La bufera che si era abbattuta sulla politica italiana qualche settimana fa in merito al bonus di 600 euro per i lavoratori autonomi richiesto ed ottenuto da alcuni parlamentari sembra essersi placata del tutto. Eppure non tutti quelli che sono stati definiti "furbetti" sono stati smascherati. Sia chiaro, in questa vicenda non c’è nulla di illecito. A dare fastidio all’opinione pubblica è la questione morale: il fatto, cioè, che persone che guadagnano un bel po’ di euro al mese, circa 14mila, abbiano richiesto il bonus al pari, ad esempio, di un negoziante che ha dovuto chiudere bottega.
Alla gogna sono finiti i tre parlamentari che hanno incassato la somma, cioè i leghisti Andrea Dara ed Elena Murelli e il 5stelle Marco Rizzone. Ma ci sarebbero altri due, uno del Pd e l'altro di Italia viva, che avrebbero richiesto, e non ottenuto, il bonus e che sono rimasti nell'ombra.
Silenzio da parte dell’Inps. Nemmeno le Camere, almeno ufficialmente, sanno chi sono i furbetti che si nascondono nell'anonimato. I leader di Pd e Iv, Nicola Zingaretti e Matteo Renzi, sembra che abbiano perso interesse per la vicenda tanto che si sono guardati bene dal far uscire allo scoperto i nomi dei due parlamentari che avrebbero richiesto il bonus.
Come spiega La Verità anche le Camere hanno aiutato l’istituto previdenziale a tenere al sicuro i nomi. L'Huffington Post, ha ricordato il quotidiano diretto da Maurizio Belpietro, aveva informato che lo scorso 18 agosto la commissione Lavoro della Camera ha inviato una lettera all'Inps. La presidente della commissione è Debora Serracchiani, del Pd, e uno dei due vicepresidenti, Camillo D'Alessandro, è di Italia viva. Nella missiva si chiede di rendere noti i nomi dei cinque deputati che hanno richiesto il bonus. L'Inps confermerà i tre nomi già resi noti ma dirà nulla sugli altri due. Questione di privacy.
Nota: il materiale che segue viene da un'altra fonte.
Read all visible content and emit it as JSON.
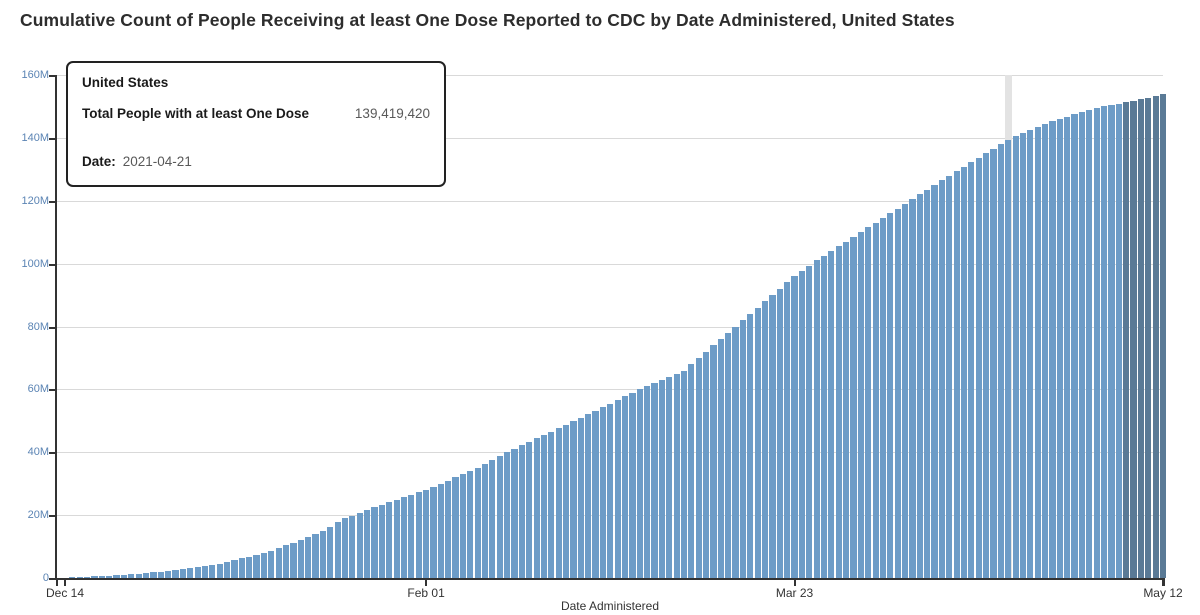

Il motivo ufficiale che spiega questa disparità di trattamento è il seguente: solo chi ha intascato i soldi del bonus ha perso il diritto alla riservatezza. Sugli altri, quindi, non si può dire nulla. Probabilmente se non ci saranno ammissioni da parte dei diretti interessati la questione finirà qui. Il garante della riservatezza continuerà a chiamarsi fuori dicendo che non esistono i presupposti per un suo pronunciamento. E l'Inps non fornirà i nomi.
In pratica, come ha sottolineato Stefano Filippi dalle colonne de La Verità questo è il governo delle ombre.
Silenzio sul 5G ai cinesi, nebbia sui verbali del Comitato tecnico scientifico che raccontano una verità diversa da quella riferita ai giudici da Giuseppe Conte sul lockdown, buio sui fornitori dei banchi di scuola a rotelle (il commissario Domenico Arcuri ha affermato: "Dirò i nomi dei costruttori se non saranno strumentalizzati"), tenebre sull'andamento dell'edilizia con l’Italia che non comunica i dati agli statistici di Bruxelles.